High-grade urothelial malignancies often harbor mutations of the p53 gene, a tumor suppressor gene known to be influenced by smoking, whereas inverted papillomas have not been shown to consistently exhibit such mutations. Evidence does exist, albeit of variable nature, that inverted papillomas do occasionally possess mutations in the FGFR3 gene, which normally produces a receptor known as the fibroblast growth factor receptor and which is involved in cell signaling. [7, 16]
Very few tumors have been identified that harbor both p53 and FGFR3 mutations, and it has not been definitively answered whether this equates to alternate tumorigenesis pathways or inverted papillomas as a precursor lesion. Supporting separate tumorigenesis are recent developments in molecular testing using FISH assays to detect abnormalities in chromosomes 3, 7, 17, and 21. Such anomalies have been detected in urothelial carcinoma but not in inverted papillomas, supporting the alternate pathogenesis hypothesis. Similar mutations have been identified in loss of heterozygosity (LOH) studies, which consistently exhibit changes found in urothelial carcinoma but not in inverted papilloma.
Tumor Spread and Staging
The standard treatment for inverted papilloma of the lower urinary tract is transurethral resection (TUR), whereas cases involving the upper urinary tract require various degrees of surgical resection depending on the level of certainty of the behavior of the tumor and whether there is concurrent urothelial carcinoma. The benignity of the lesion precludes any staging.
Prognosis and Predictive Factors
The prognosis for inverted papilloma is quite good, with a recurrence rate of less than 5%, and the likelihood of synchronous or subsequent development of urothelial carcinoma 6% and 3%, respectively.
The main consideration in the differential diagnosis is urothelial carcinoma with inverted pattern. Distinction between the two entities can sometimes be difficult histologically due to specimen size, crush and thermal artifact, and general histologic features which overlap, although the amount of cytologic atypia, morphologic and architectural patterns, and mitotic count should be helpful in pointing to a benign or malignant diagnosis.

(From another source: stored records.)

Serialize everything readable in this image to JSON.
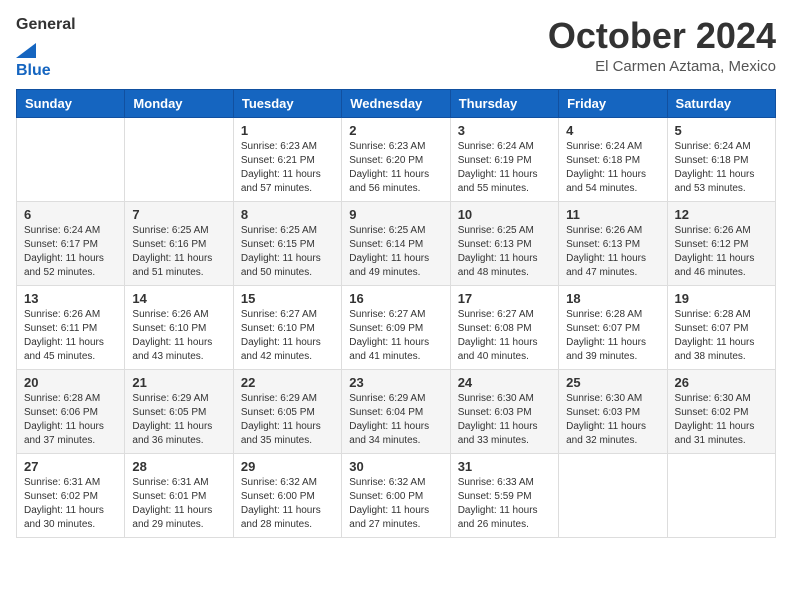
{
  "header": {
    "logo_general": "General",
    "logo_blue": "Blue",
    "month_title": "October 2024",
    "location": "El Carmen Aztama, Mexico"
  },
  "weekdays": [
    "Sunday",
    "Monday",
    "Tuesday",
    "Wednesday",
    "Thursday",
    "Friday",
    "Saturday"
  ],
  "weeks": [
    [
      {
        "day": "",
        "sunrise": "",
        "sunset": "",
        "daylight": ""
      },
      {
        "day": "",
        "sunrise": "",
        "sunset": "",
        "daylight": ""
      },
      {
        "day": "1",
        "sunrise": "Sunrise: 6:23 AM",
        "sunset": "Sunset: 6:21 PM",
        "daylight": "Daylight: 11 hours and 57 minutes."
      },
      {
        "day": "2",
        "sunrise": "Sunrise: 6:23 AM",
        "sunset": "Sunset: 6:20 PM",
        "daylight": "Daylight: 11 hours and 56 minutes."
      },
      {
        "day": "3",
        "sunrise": "Sunrise: 6:24 AM",
        "sunset": "Sunset: 6:19 PM",
        "daylight": "Daylight: 11 hours and 55 minutes."
      },
      {
        "day": "4",
        "sunrise": "Sunrise: 6:24 AM",
        "sunset": "Sunset: 6:18 PM",
        "daylight": "Daylight: 11 hours and 54 minutes."
      },
      {
        "day": "5",
        "sunrise": "Sunrise: 6:24 AM",
        "sunset": "Sunset: 6:18 PM",
        "daylight": "Daylight: 11 hours and 53 minutes."
      }
    ],
    [
      {
        "day": "6",
        "sunrise": "Sunrise: 6:24 AM",
        "sunset": "Sunset: 6:17 PM",
        "daylight": "Daylight: 11 hours and 52 minutes."
      },
      {
        "day": "7",
        "sunrise": "Sunrise: 6:25 AM",
        "sunset": "Sunset: 6:16 PM",
        "daylight": "Daylight: 11 hours and 51 minutes."
      },
      {
        "day": "8",
        "sunrise": "Sunrise: 6:25 AM",
        "sunset": "Sunset: 6:15 PM",
        "daylight": "Daylight: 11 hours and 50 minutes."
      },
      {
        "day": "9",
        "sunrise": "Sunrise: 6:25 AM",
        "sunset": "Sunset: 6:14 PM",
        "daylight": "Daylight: 11 hours and 49 minutes."
      },
      {
        "day": "10",
        "sunrise": "Sunrise: 6:25 AM",
        "sunset": "Sunset: 6:13 PM",
        "daylight": "Daylight: 11 hours and 48 minutes."
      },
      {
        "day": "11",
        "sunrise": "Sunrise: 6:26 AM",
        "sunset": "Sunset: 6:13 PM",
        "daylight": "Daylight: 11 hours and 47 minutes."
      },
      {
        "day": "12",
        "sunrise": "Sunrise: 6:26 AM",
        "sunset": "Sunset: 6:12 PM",
        "daylight": "Daylight: 11 hours and 46 minutes."
      }
    ],
    [
      {
        "day": "13",
        "sunrise": "Sunrise: 6:26 AM",
        "sunset": "Sunset: 6:11 PM",
        "daylight": "Daylight: 11 hours and 45 minutes."
      },
      {
        "day": "14",
        "sunrise": "Sunrise: 6:26 AM",
        "sunset": "Sunset: 6:10 PM",
        "daylight": "Daylight: 11 hours and 43 minutes."
      },
      {
        "day": "15",
        "sunrise": "Sunrise: 6:27 AM",
        "sunset": "Sunset: 6:10 PM",
        "daylight": "Daylight: 11 hours and 42 minutes."
      },
      {
        "day": "16",
        "sunrise": "Sunrise: 6:27 AM",
        "sunset": "Sunset: 6:09 PM",
        "daylight": "Daylight: 11 hours and 41 minutes."
      },
      {
        "day": "17",
        "sunrise": "Sunrise: 6:27 AM",
        "sunset": "Sunset: 6:08 PM",
        "daylight": "Daylight: 11 hours and 40 minutes."
      },
      {
        "day": "18",
        "sunrise": "Sunrise: 6:28 AM",
        "sunset": "Sunset: 6:07 PM",
        "daylight": "Daylight: 11 hours and 39 minutes."
      },
      {
        "day": "19",
        "sunrise": "Sunrise: 6:28 AM",
        "sunset": "Sunset: 6:07 PM",
        "daylight": "Daylight: 11 hours and 38 minutes."
      }
    ],
    [
      {
        "day": "20",
        "sunrise": "Sunrise: 6:28 AM",
        "sunset": "Sunset: 6:06 PM",
        "daylight": "Daylight: 11 hours and 37 minutes."
      },
      {
        "day": "21",
        "sunrise": "Sunrise: 6:29 AM",
        "sunset": "Sunset: 6:05 PM",
        "daylight": "Daylight: 11 hours and 36 minutes."
      },
      {
        "day": "22",
        "sunrise": "Sunrise: 6:29 AM",
        "sunset": "Sunset: 6:05 PM",
        "daylight": "Daylight: 11 hours and 35 minutes."
      },
      {
        "day": "23",
        "sunrise": "Sunrise: 6:29 AM",
        "sunset": "Sunset: 6:04 PM",
        "daylight": "Daylight: 11 hours and 34 minutes."
      },
      {
        "day": "24",
        "sunrise": "Sunrise: 6:30 AM",
        "sunset": "Sunset: 6:03 PM",
        "daylight": "Daylight: 11 hours and 33 minutes."
      },
      {
        "day": "25",
        "sunrise": "Sunrise: 6:30 AM",
        "sunset": "Sunset: 6:03 PM",
        "daylight": "Daylight: 11 hours and 32 minutes."
      },
      {
        "day": "26",
        "sunrise": "Sunrise: 6:30 AM",
        "sunset": "Sunset: 6:02 PM",
        "daylight": "Daylight: 11 hours and 31 minutes."
      }
    ],
    [
      {
        "day": "27",
        "sunrise": "Sunrise: 6:31 AM",
        "sunset": "Sunset: 6:02 PM",
        "daylight": "Daylight: 11 hours and 30 minutes."
      },
      {
        "day": "28",
        "sunrise": "Sunrise: 6:31 AM",
        "sunset": "Sunset: 6:01 PM",
        "daylight": "Daylight: 11 hours and 29 minutes."
      },
      {
        "day": "29",
        "sunrise": "Sunrise: 6:32 AM",
        "sunset": "Sunset: 6:00 PM",
        "daylight": "Daylight: 11 hours and 28 minutes."
      },
      {
        "day": "30",
        "sunrise": "Sunrise: 6:32 AM",
        "sunset": "Sunset: 6:00 PM",
        "daylight": "Daylight: 11 hours and 27 minutes."
      },
      {
        "day": "31",
        "sunrise": "Sunrise: 6:33 AM",
        "sunset": "Sunset: 5:59 PM",
        "daylight": "Daylight: 11 hours and 26 minutes."
      },
      {
        "day": "",
        "sunrise": "",
        "sunset": "",
        "daylight": ""
      },
      {
        "day": "",
        "sunrise": "",
        "sunset": "",
        "daylight": ""
      }
    ]
  ]
}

In cases of difficult histologic discernment, immunohistochemistry can be of assistance, as urothelial carcinoma has positivity for Ki-67, p53, and cytokeratin 20, whereas inverted papillomas generally do not express these markers. Additionally, FISH analysis is capable of detecting chromosomal anomalies that are often present in urothelial carcinoma but absent in inverted papilloma.
Additional considerations include aggregates of von Brunn's nests (distinct nests of solid urothelium within the lamina propria) and inverted papillary urothelial neoplasms of low malignant potential (PUNLMP; similar to von Brunn's nests but with prominent branching). Another entity to keep in mind, particularly in younger patients, is fibroepithelial polyps. Fibroepithelial polyps can present in a manner clinically similar to inverted papillomas and may have a histologically similar appearance, although architecturally fibroepithelial polyps are -- by nature -- exophytic or pedunculated, and display a more dense stroma with fibrovascular cores.